402 TRIBUNAL CANTONAL AI 299/16 - 73/2017 ZD16.049954 COUR D E S ASSURANCES SOCIALES _____________________________________________ Arrêt du 8 mars 2017 __________________ Composition : M. MÉTRAL , président Mme Férolles et M. Pittet, juges assesseurs Greffière : Mme Rochat * * * * * Cause pendante entre : C.________, à Lausanne, recourant, et U.________, à Vevey, intimé. _______________ Art. 16 LPGA
- 2 - E n fait : A. Titulaire d'un CFC de magasinier depuis 1999, C.________ (ciaprès: l'assuré ou le recourant), né en (…), a travaillé en qualité de logisticien puis de chef d'équipe chez [...] jusqu'au 31 mars 2011, date de son licenciement. Le 26 novembre 2013, il a déposé une demande de prestations auprès de l'Office de l'assurance-invalidité pour le canton de Vaud (ciaprès: l'OAI), mentionnant au titre des atteintes à la santé des problèmes aux genoux, aux articulations et aux cervicales.
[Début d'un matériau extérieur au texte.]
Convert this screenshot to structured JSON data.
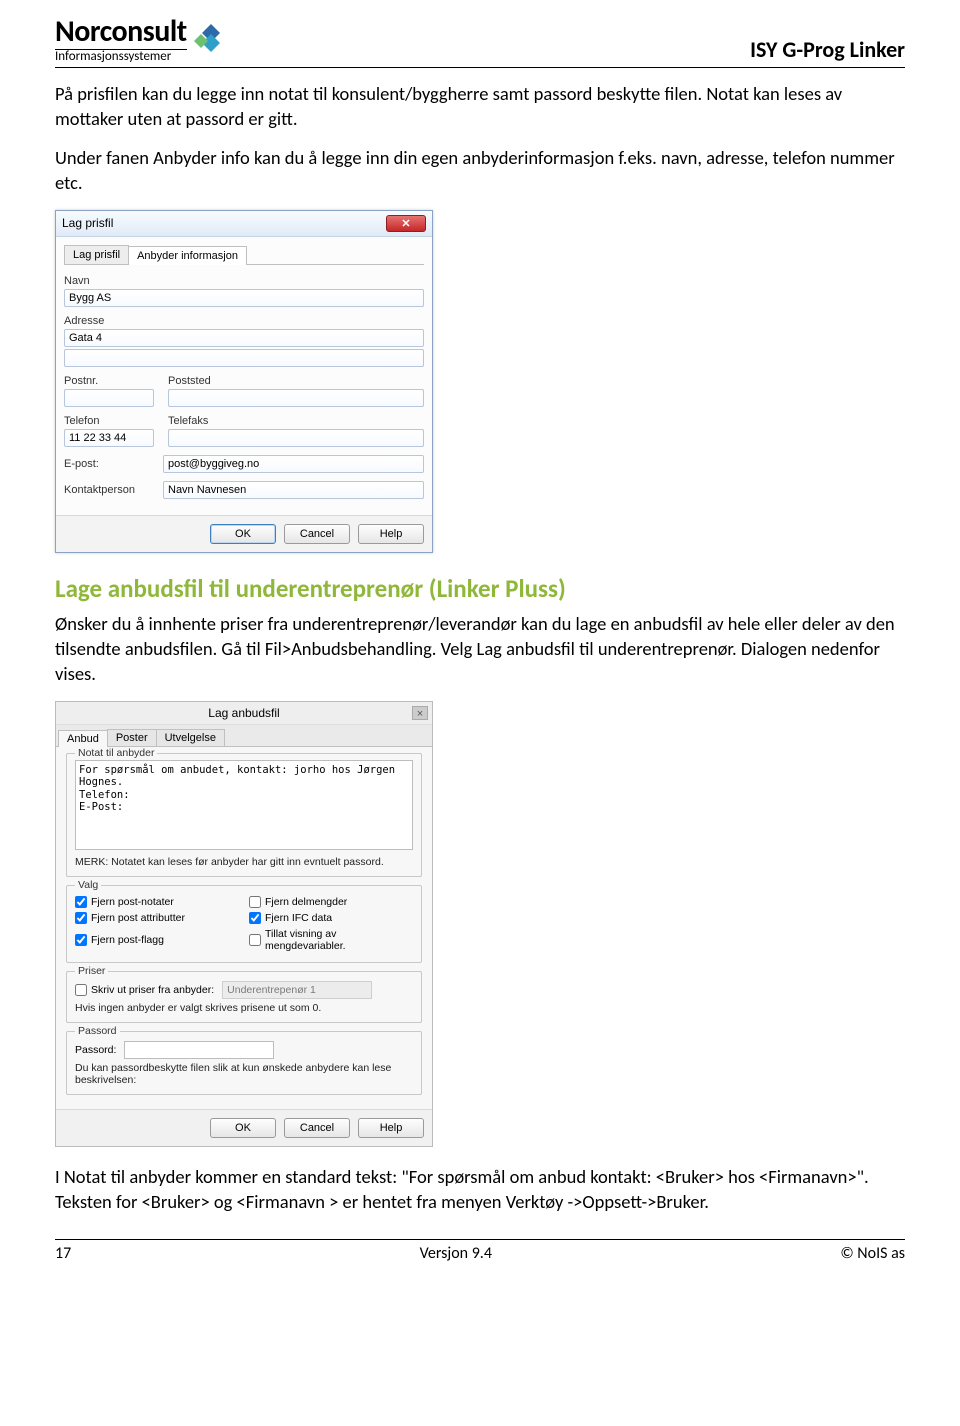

Dans un rapport médical [...], spécialiste en médecine interne, a posé les diagnostics de gonarthrose tri-compartimentale droite et de rachialgies cervico-dorso-lombaires sur spondylarthrose et troubles de la statique avec probable ancienne fracture-tassement de C5. La reprise d'une activité professionnelle dès le 1er avril 2014 était envisageable dans une activité à 50% sans port de charges et avec un poste alternant les positions de travail. Sur mandat de l'OAI, une expertise de chirurgie orthopédique a été effectuée par le Dr [...], spécialiste en chirurgie orthopédique et traumatologie de l'appareil locomoteur. Dans son rapport du 6 juin 2014, il a posé le diagnostic de gonarthrose bilatérale modeste et débutante et mis en évidence des cervicalgies et des douleurs rachidiennes thoraciques. La capacité de travail dans l'activité habituelle était nulle, par contre l'assuré disposait d'une pleine capacité de travail dans une activité respectant les limitations fonctionnelles en lien avec les pathologies du genou et du rachis (soulever, porter, pousser, tirer de façon répétitive ou fréquente des charges de plus de 5 à 15 kg, effectuer des mouvements répétitifs ou fréquents de flexion, extension ou de torsion de la colonne lombaire, monter fréquemment plusieurs escaliers, marcher en terrain accidenté ou glissant).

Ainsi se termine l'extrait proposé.